Paper: MapReduce - Simplified Data Processing on Large Clusters
This paper led to a revolution in computing after in was published in 2004.
The basic idea behind map-reduce was that many data processing tasks could be expressed as a sequence of map and reduce operations, and these operations could be scaled easily to process very large data sets.
Engineers would no longer have to think about fault tolerance, partitioning large data sets, optimal usage of network bandwidth, and a variety of other low level concerns. All they would need to do was to express their tasks as map and reduce operations, and the underlying framework would take care of the rest.
Map operations would take a record and produce an intermediate key and value. Reduce operations would then take all records with the same intermediate key and process them in one batch. This simple programming model proved to be surprisingly versatile.

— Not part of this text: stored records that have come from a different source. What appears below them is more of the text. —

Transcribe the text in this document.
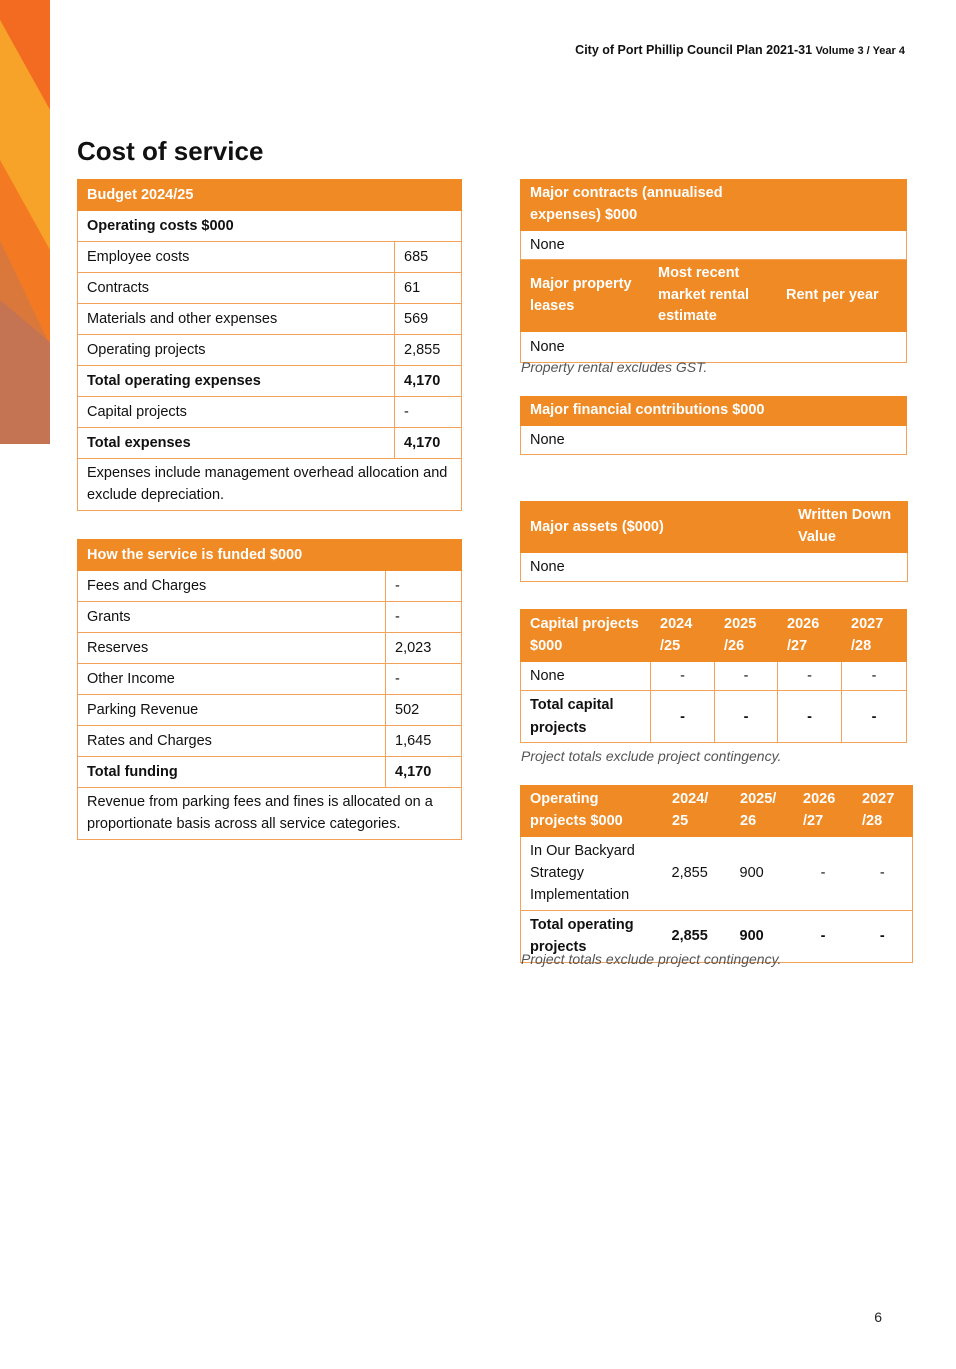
City of Port Phillip Council Plan 2021-31 Volume 3 / Year 4
Cost of service
Budget 2024/25	
Operating costs $000	
Employee costs	685
Contracts	61
Materials and other expenses	569
Operating projects	2,855
Total operating expenses	4,170
Capital projects	-
Total expenses	4,170
Expenses include management overhead allocation and exclude depreciation.	
How the service is funded $000	
Fees and Charges	-
Grants	-
Reserves	2,023
Other Income	-
Parking Revenue	502
Rates and Charges	1,645
Total funding	4,170
Revenue from parking fees and fines is allocated on a proportionate basis across all service categories.	
Major contracts (annualised expenses) $000		
None		
Major property leases	Most recent market rental estimate	Rent per year
None		
Property rental excludes GST.
Major financial contributions $000	
None
Major assets ($000)	Written Down Value
None
Capital projects $000	2024 /25	2025 /26	2026 /27	2027 /28
None	-	-	-	-
Total capital projects	-	-	-	-
Project totals exclude project contingency.
Operating projects $000	2024/ 25	2025/ 26	2026 /27	2027 /28
In Our Backyard Strategy Implementation	2,855	900	-	-
Total operating projects	2,855	900	-	-
Project totals exclude project contingency.
6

When Yahoo created an open source implementation of map-reduce – named Hadoop – it rapidly gained popularity. Soon systems like Hive built on top of Hadoop and made processing huge datasets even easier – now all a programmer had to do was write some SQL, and their query could process hundreds of terabytes of data with no extra effort from them.
Why does map-reduce work so well? I think it's because map-reduce is simply a formalisation of what we have to do when processing large data sets anyway: Break the data set into small chunks, process each chunk independently, then join the chunks back together.